Despite an increase in revenues of 6.2% to £790.3m (2015: £744.4m) and favourable like-for-like sales (+2.9%) J D Wetherspoon Interim results for the 26 weeks ended 24 January 2016 show a 10.8% dip in operating profit. This was due, said the company mainly to “ a lower gross margin and higher rates of pay for pub staff.”
JD Wetherspoon boss Tim Martin, also revealed that, “In the six weeks to 6 March 2016, like-for-like sales increased by 3.7%, with total sales increasing by 5.7%.”
He said, “Sales comparisons in the second half of the financial year will be slightly more favourable, although further wage increases are due in April. As a number of companies have indicated, the pub and restaurant market is highly competitive, but we are aiming for a reasonable outcome for the financial year.”
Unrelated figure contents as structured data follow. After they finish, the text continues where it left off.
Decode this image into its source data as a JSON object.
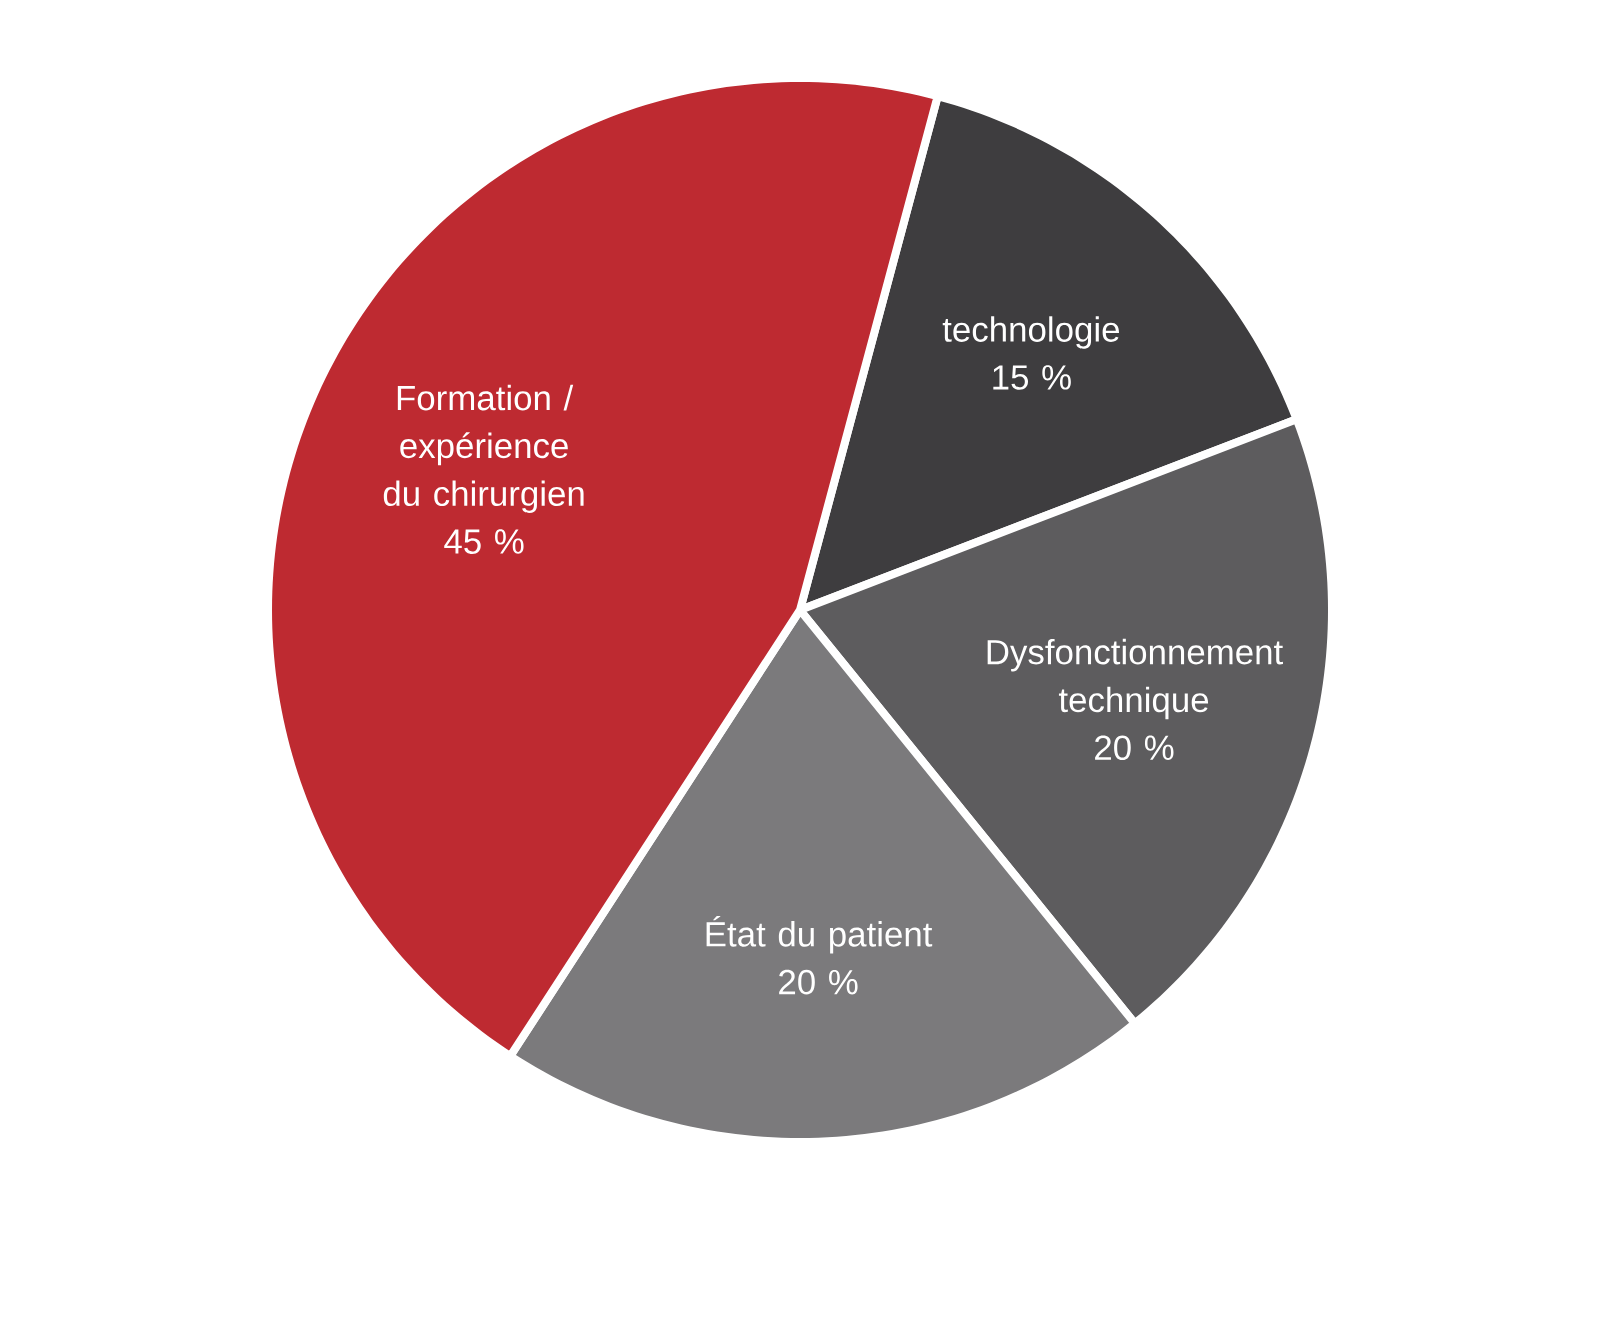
{
  "chart_data": {
    "type": "pie",
    "categories": [
      "technologie",
      "Dysfonctionnement technique",
      "État du patient",
      "Formation / expérience du chirurgien"
    ],
    "values": [
      15,
      20,
      20,
      45
    ],
    "value_labels": [
      "15 %",
      "20 %",
      "20 %",
      "45 %"
    ],
    "colors": [
      "#3e3d3f",
      "#5d5c5e",
      "#7b7a7c",
      "#be2a31"
    ]
  }
}
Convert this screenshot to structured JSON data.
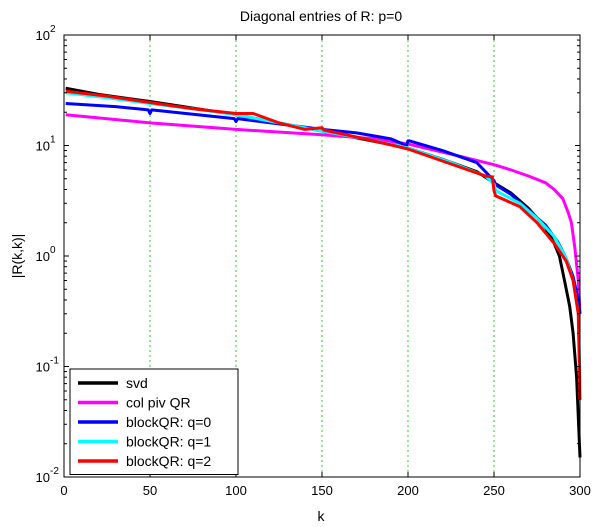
{
  "chart_data": {
    "type": "line",
    "title": "Diagonal entries of R: p=0",
    "xlabel": "k",
    "ylabel": "|R(k,k)|",
    "xlim": [
      0,
      300
    ],
    "ylim": [
      0.01,
      100
    ],
    "yscale": "log",
    "x_ticks": [
      0,
      50,
      100,
      150,
      200,
      250,
      300
    ],
    "x_tick_labels": [
      "0",
      "50",
      "100",
      "150",
      "200",
      "250",
      "300"
    ],
    "y_ticks": [
      0.01,
      0.1,
      1,
      10,
      100
    ],
    "y_tick_labels": [
      {
        "base": "10",
        "exp": "-2"
      },
      {
        "base": "10",
        "exp": "-1"
      },
      {
        "base": "10",
        "exp": "0"
      },
      {
        "base": "10",
        "exp": "1"
      },
      {
        "base": "10",
        "exp": "2"
      }
    ],
    "vertical_gridlines": [
      50,
      100,
      150,
      200,
      250
    ],
    "grid_color": "#33cc33",
    "legend_position": "bottom-left",
    "series": [
      {
        "name": "svd",
        "color": "#000000",
        "points": [
          [
            1,
            33
          ],
          [
            20,
            29
          ],
          [
            50,
            25
          ],
          [
            100,
            19
          ],
          [
            150,
            13.5
          ],
          [
            200,
            9.5
          ],
          [
            220,
            7.5
          ],
          [
            240,
            5.8
          ],
          [
            250,
            4.6
          ],
          [
            260,
            3.7
          ],
          [
            270,
            2.7
          ],
          [
            280,
            1.8
          ],
          [
            285,
            1.3
          ],
          [
            288,
            1.0
          ],
          [
            291,
            0.6
          ],
          [
            294,
            0.35
          ],
          [
            296,
            0.2
          ],
          [
            298,
            0.08
          ],
          [
            299,
            0.035
          ],
          [
            300,
            0.015
          ]
        ]
      },
      {
        "name": "col piv QR",
        "color": "#ff00ff",
        "points": [
          [
            1,
            19
          ],
          [
            50,
            16
          ],
          [
            100,
            14
          ],
          [
            150,
            12.5
          ],
          [
            180,
            11.5
          ],
          [
            200,
            10.3
          ],
          [
            230,
            8
          ],
          [
            250,
            6.7
          ],
          [
            260,
            6.0
          ],
          [
            270,
            5.3
          ],
          [
            280,
            4.6
          ],
          [
            285,
            4.0
          ],
          [
            290,
            3.3
          ],
          [
            293,
            2.5
          ],
          [
            295,
            2.0
          ],
          [
            297,
            1.2
          ],
          [
            299,
            0.6
          ],
          [
            300,
            0.3
          ]
        ]
      },
      {
        "name": "blockQR: q=0",
        "color": "#0000ff",
        "points": [
          [
            1,
            24
          ],
          [
            30,
            22.5
          ],
          [
            49,
            21
          ],
          [
            50,
            19.5
          ],
          [
            51,
            21
          ],
          [
            99,
            17.5
          ],
          [
            100,
            16.5
          ],
          [
            101,
            17.5
          ],
          [
            150,
            14
          ],
          [
            170,
            13
          ],
          [
            190,
            11.5
          ],
          [
            199,
            10
          ],
          [
            200,
            11
          ],
          [
            201,
            11
          ],
          [
            220,
            9
          ],
          [
            240,
            7
          ],
          [
            250,
            4.8
          ],
          [
            251,
            4.4
          ],
          [
            260,
            3.6
          ],
          [
            270,
            2.6
          ],
          [
            280,
            1.9
          ],
          [
            287,
            1.35
          ],
          [
            292,
            0.95
          ],
          [
            296,
            0.65
          ],
          [
            299,
            0.4
          ],
          [
            300,
            0.3
          ]
        ]
      },
      {
        "name": "blockQR: q=1",
        "color": "#00ffff",
        "points": [
          [
            1,
            30
          ],
          [
            25,
            27
          ],
          [
            50,
            24
          ],
          [
            75,
            21.5
          ],
          [
            100,
            19
          ],
          [
            125,
            16
          ],
          [
            150,
            13.5
          ],
          [
            175,
            11.5
          ],
          [
            200,
            9.5
          ],
          [
            225,
            7
          ],
          [
            245,
            5.3
          ],
          [
            250,
            4.5
          ],
          [
            251,
            3.9
          ],
          [
            265,
            3.0
          ],
          [
            275,
            2.2
          ],
          [
            285,
            1.5
          ],
          [
            292,
            0.95
          ],
          [
            296,
            0.6
          ],
          [
            299,
            0.3
          ],
          [
            300,
            0.07
          ]
        ]
      },
      {
        "name": "blockQR: q=2",
        "color": "#ff0000",
        "points": [
          [
            1,
            31
          ],
          [
            25,
            28
          ],
          [
            50,
            24.5
          ],
          [
            75,
            21.5
          ],
          [
            100,
            19.5
          ],
          [
            110,
            19.5
          ],
          [
            125,
            16
          ],
          [
            140,
            14
          ],
          [
            150,
            14.5
          ],
          [
            151,
            13.8
          ],
          [
            175,
            11.5
          ],
          [
            200,
            9.3
          ],
          [
            225,
            6.8
          ],
          [
            245,
            5.3
          ],
          [
            249,
            5.2
          ],
          [
            250,
            3.9
          ],
          [
            251,
            3.5
          ],
          [
            265,
            2.8
          ],
          [
            275,
            2.0
          ],
          [
            285,
            1.3
          ],
          [
            292,
            0.9
          ],
          [
            296,
            0.6
          ],
          [
            299,
            0.3
          ],
          [
            300,
            0.05
          ]
        ]
      }
    ]
  }
}
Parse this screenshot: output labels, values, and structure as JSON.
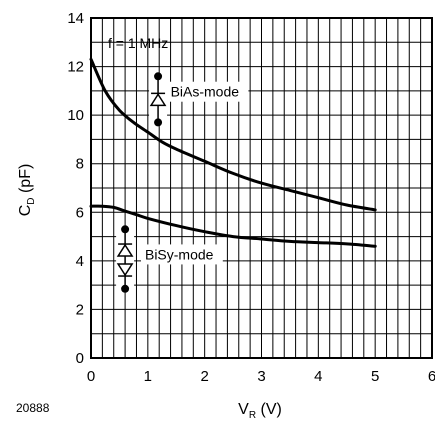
{
  "figure_id": "20888",
  "chart_data": {
    "type": "line",
    "xlabel": {
      "main": "V",
      "sub": "R",
      "unit": "(V)"
    },
    "ylabel": {
      "main": "C",
      "sub": "D",
      "unit": "(pF)"
    },
    "xlim": [
      0,
      6
    ],
    "ylim": [
      0,
      14
    ],
    "x_ticks": [
      0,
      1,
      2,
      3,
      4,
      5,
      6
    ],
    "y_ticks": [
      0,
      2,
      4,
      6,
      8,
      10,
      12,
      14
    ],
    "x_minor_step": 0.2,
    "y_minor_step": 1,
    "grid": true,
    "annotation": "f = 1 MHz",
    "series": [
      {
        "name": "BiAs-mode",
        "x": [
          0,
          0.25,
          0.5,
          0.75,
          1.0,
          1.25,
          1.5,
          2.0,
          2.5,
          3.0,
          3.5,
          4.0,
          4.5,
          5.0
        ],
        "y": [
          12.3,
          11.0,
          10.2,
          9.7,
          9.3,
          8.9,
          8.6,
          8.1,
          7.6,
          7.2,
          6.9,
          6.6,
          6.3,
          6.1
        ]
      },
      {
        "name": "BiSy-mode",
        "x": [
          0,
          0.2,
          0.4,
          0.6,
          0.8,
          1.0,
          1.5,
          2.0,
          2.5,
          3.0,
          3.5,
          4.0,
          4.5,
          5.0
        ],
        "y": [
          6.25,
          6.25,
          6.2,
          6.05,
          5.9,
          5.75,
          5.45,
          5.2,
          5.0,
          4.9,
          4.8,
          4.75,
          4.7,
          4.6
        ]
      }
    ],
    "series_labels": [
      {
        "series": "BiAs-mode",
        "x": 1.4,
        "y": 10.8
      },
      {
        "series": "BiSy-mode",
        "x": 0.95,
        "y": 4.1
      }
    ],
    "symbols": [
      {
        "kind": "diode-single",
        "x": 1.18,
        "y_top": 11.6,
        "y_bottom": 9.7
      },
      {
        "kind": "diode-antiparallel",
        "x": 0.6,
        "y_top": 5.3,
        "y_bottom": 2.85
      }
    ]
  }
}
Tim Martin also used the publication of the interim results to voice his support of Brexit, and re-iterated his concerns re taxation. He said, “As previously highlighted, the biggest danger to the pub industry is the continuing tax disparity between supermarkets and pubs. There is a growing realisation among politicians, the media and the public that pubs are overtaxed and that a level tax playing field will create more jobs and taxes for the country.
“A wide debate is taking place as to whether the United Kingdom should leave the European Union. I have written an article on the subject, favouring withdrawal from the Union, since returning power to the national parliament will increase the level of democracy and accountability.”
Wetherspoon currently operate in the region of 74 outlets in Scotland with The Booking Office opening in Edinburgh in May and The Paddle Steamer in Largs in June.